漂流者 ~海の国~
世界に海の国はいくつかあれど、そのどれもが必ずしも同じ文化を築いた訳ではない。しかし、世界の平和が固まりつつある今の時世では、どの国も外へと関心が向いていた。大陸から忘れられた端っこ、大陸の大きな国から見れば山向こうにあたる海の国も、そんな国のひとつだった。しかし文化や開国の遅れなどで、さらに世界から忘れられようとしていた。
小さな海の国は、灯台の代わりでもある背の高い城と、城下町があるだけだった。交流は主に近くの山の国だけで、商店と品も少なく、流通や交易も幅が小さかった。
というのも、王様はとても強情で、古風な考え方を持つため、今王の時代は進展と言えるものがあまりに少なかった。女しか生まれない自分の血筋から後継者を見出したのも、六〇過ぎた今の年齢である。二三になる姫が選ばれ、今から後継者として、女王としての勉強が始まるのだった。
そのお姫様は、異国から娶った王妃様から継いだ赤髪に、骨ばった鼻筋と厳しい目元の王様に似た面持ちの、お世辞にも可愛らしいとは言えない容姿だった。海の国に多い銀色の髪を持つ姉と妹は妃に似た美貌で、赤髪の姫はその中でもひとり浮いた存在だった。
「いいの、私は! 私は私の……道を行くんだから!」
幼い頃、誰かに言われた売り言葉に買い言葉で言った、頭の悪い決意を貫き通したと言っても過言ではなかった。自分に出来ることをと、外見で人を判断する周囲の人に、何も言わせないようにひたすら努力した。現状の資料と過去からの統計、そこから見いだせる解決策を現在に当てはめ、実行する。王が言わずも、ひとりひたすら勉強していた。その様子を、王族たちは「氷の王」と評された今王の二世だと言われたが、姫はこの賞賛を快く思っていなかった。

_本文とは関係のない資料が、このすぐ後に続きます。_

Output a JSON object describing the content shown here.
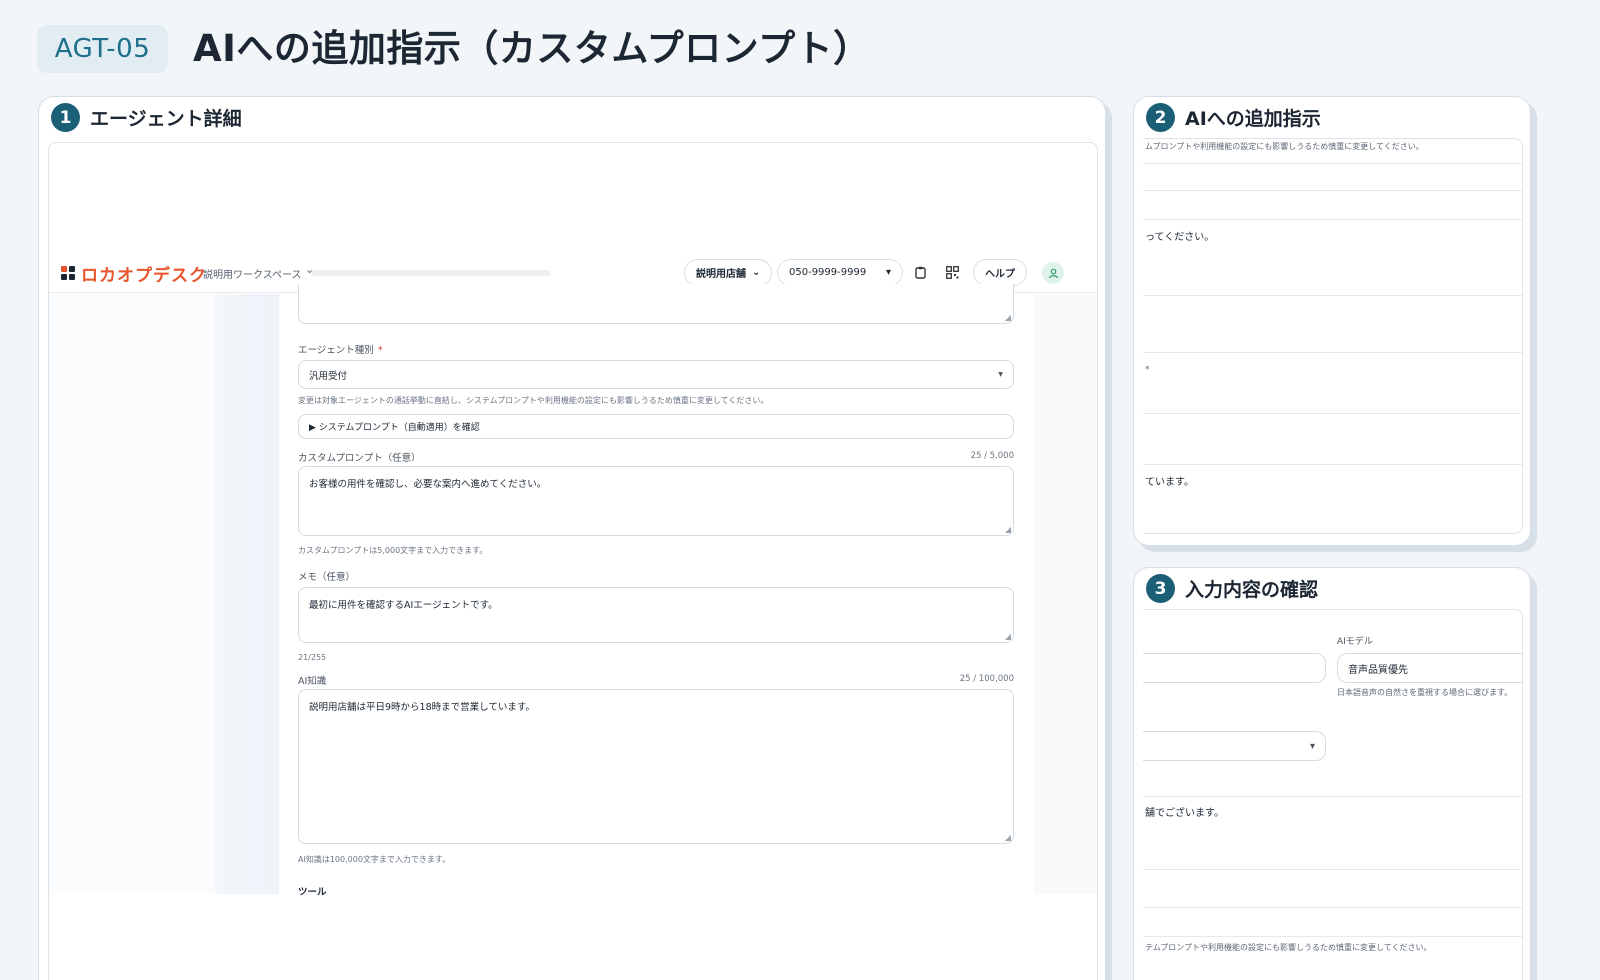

いつもは静かな城は、今日は少しだけ騒がしかった。相変わらず部屋で勉強をする姫は、その騒がしさに、勉強に集中出来ていなかった。騒がしさもだが、今日の出来事を考えれば、この家で騒がないのは王くらいだろう。態度には出ないが、姫もそわそわとしていた。あまりにも落ち着かないので、勉強を切り上げたくらいだった。
常に巻き上げてまとめている髪に金色の花の髪飾りを刺し、比較的ラフなドレスにティペットとコルセットをつけ、正装に見えなくもない格好にする。通常ならば不躾だが、今日は身内なので、あまり飾りたがらない姫は最低限に着飾る。
すると、パタパタと軽い足音が近づいてくる。元気な足音の持ち主が誰か分かり、勉強していた机を片付け出した。そしていつもより強いノックが聞こえ、返事も待たずに走り主が入ってきた。
「カミュお姉様! ミラお姉様が帰ってきましたわ!」
はつらつとした笑顔で入ってきた、人形のような愛らしさを持つ銀髪の少女――ユミリアが姫の裾を引っ張る。ユミリアは正装ではなく、カジュアルフォーマルなパーティーで着るような格好だった。すらりとした自慢の脚線美が際立つ、黄緑の短い折り返しワンピースは、若い妹ならではだろうと思いながら、
「相変わらず可愛いわね、ユーミー」
「ありがとう! カミュお姉様も、金色の花がとっても素敵!」
赤い頬で笑った妹にふっと力が抜けた表情を返すと、姫も妹に続いて、部屋を出て行った。